Nothing is technically broken. Engagement holds, consideration remains high but conversion dips. This is not because your campaign failed, but because a meaningful slice of your audience has made a public commitment not to buy. 

You can’t A/B test your way out of a collective resolution. 

Why marketers keep blaming themselves 

Most marketing measurement still assumes behaviour changes primarily because of what we do. New messaging, better creative, smarter channel mix. 

That assumption worked when the world felt broadly stable. It works less well when consumer confidence is being shaped by oil markets, political unpredictability, and a constant sense of economic unease. 

So marketers respond the only way they know how. They tweak, they test, they optimise harder. 

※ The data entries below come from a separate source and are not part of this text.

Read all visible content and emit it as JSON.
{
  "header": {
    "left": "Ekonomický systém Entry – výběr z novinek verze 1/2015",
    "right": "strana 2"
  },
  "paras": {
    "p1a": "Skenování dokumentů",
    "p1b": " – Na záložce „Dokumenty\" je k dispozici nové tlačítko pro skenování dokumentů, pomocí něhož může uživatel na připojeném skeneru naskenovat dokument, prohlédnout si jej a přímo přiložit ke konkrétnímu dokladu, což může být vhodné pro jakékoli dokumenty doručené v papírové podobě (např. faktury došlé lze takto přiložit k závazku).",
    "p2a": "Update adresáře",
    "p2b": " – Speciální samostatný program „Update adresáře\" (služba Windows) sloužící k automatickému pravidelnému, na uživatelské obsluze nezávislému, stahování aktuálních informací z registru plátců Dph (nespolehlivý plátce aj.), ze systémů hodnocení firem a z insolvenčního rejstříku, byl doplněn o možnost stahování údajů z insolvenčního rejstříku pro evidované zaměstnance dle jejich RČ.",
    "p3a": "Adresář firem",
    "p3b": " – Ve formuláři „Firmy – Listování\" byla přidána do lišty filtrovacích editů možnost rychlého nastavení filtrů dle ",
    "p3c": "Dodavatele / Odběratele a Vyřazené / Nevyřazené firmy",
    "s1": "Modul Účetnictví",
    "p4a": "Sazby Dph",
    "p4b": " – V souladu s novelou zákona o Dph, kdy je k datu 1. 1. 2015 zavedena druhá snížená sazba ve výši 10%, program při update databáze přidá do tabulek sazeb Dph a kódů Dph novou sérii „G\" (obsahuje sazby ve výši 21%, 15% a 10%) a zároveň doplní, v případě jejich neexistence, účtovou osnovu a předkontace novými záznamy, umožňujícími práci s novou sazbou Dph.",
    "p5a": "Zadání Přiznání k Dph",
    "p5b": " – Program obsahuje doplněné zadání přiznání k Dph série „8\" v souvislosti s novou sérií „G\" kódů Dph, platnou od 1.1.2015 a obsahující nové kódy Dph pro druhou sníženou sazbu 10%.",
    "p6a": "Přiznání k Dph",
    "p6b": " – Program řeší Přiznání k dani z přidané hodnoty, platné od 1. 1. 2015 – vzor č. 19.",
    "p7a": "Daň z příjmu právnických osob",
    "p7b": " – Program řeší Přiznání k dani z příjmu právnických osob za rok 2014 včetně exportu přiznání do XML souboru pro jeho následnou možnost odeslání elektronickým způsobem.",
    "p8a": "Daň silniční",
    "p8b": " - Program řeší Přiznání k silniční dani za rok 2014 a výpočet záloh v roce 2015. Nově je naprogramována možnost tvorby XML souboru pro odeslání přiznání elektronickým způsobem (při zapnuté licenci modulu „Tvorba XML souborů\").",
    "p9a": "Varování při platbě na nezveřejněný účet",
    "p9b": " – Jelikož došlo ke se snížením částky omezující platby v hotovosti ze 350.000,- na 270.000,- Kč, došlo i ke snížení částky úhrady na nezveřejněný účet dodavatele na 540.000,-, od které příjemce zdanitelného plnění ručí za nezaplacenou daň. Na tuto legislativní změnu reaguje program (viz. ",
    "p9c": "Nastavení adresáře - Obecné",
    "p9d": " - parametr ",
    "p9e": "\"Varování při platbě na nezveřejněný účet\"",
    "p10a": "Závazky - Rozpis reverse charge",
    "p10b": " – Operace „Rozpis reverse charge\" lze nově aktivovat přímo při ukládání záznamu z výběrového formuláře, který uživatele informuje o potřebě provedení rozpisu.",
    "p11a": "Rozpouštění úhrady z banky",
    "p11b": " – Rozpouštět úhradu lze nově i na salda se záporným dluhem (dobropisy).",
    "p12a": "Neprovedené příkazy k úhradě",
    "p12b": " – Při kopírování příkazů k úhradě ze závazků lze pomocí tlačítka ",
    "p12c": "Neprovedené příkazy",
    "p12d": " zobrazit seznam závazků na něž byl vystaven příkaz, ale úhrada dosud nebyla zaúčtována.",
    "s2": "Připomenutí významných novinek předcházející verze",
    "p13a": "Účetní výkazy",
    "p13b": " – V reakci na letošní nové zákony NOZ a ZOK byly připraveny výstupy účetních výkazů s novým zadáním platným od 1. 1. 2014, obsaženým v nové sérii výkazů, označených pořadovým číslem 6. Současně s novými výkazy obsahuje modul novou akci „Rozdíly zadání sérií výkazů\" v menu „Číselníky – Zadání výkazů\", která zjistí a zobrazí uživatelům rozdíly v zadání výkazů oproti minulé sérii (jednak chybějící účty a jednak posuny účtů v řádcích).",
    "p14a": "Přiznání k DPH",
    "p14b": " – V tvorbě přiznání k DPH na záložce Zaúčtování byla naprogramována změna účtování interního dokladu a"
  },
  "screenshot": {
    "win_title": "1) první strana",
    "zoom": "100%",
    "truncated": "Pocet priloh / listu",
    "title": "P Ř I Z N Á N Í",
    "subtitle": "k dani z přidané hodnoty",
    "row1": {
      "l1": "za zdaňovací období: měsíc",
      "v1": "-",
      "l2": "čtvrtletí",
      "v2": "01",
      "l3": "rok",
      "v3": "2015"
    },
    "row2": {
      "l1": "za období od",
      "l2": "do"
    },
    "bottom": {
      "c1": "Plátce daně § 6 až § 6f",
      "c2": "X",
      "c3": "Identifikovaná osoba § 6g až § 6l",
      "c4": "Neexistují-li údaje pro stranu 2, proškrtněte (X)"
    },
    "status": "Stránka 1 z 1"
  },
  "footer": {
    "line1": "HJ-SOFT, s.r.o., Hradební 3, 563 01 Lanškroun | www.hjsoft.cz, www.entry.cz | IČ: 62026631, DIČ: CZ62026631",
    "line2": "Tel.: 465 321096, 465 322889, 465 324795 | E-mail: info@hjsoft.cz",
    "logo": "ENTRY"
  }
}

Sometimes the levers aren’t broken, they’re just connected to a much bigger machine. 

What better measurement looks like in 2026 

The smartest teams aren’t chasing perfect attribution anymore. They’re building confidence in interpretation. 

They ask better questions. What else was happening when this campaign launched? What economic or cultural signals were consumers absorbing that week? What behaviour makes sense for a human right now? 

Because the uncomfortable truth is also a relieving one. Not every downturn is a failure, not every dip requires a fix, and not every answer lives in the dashboard. 

Sometimes, your campaign didn’t fail, the mood just changed.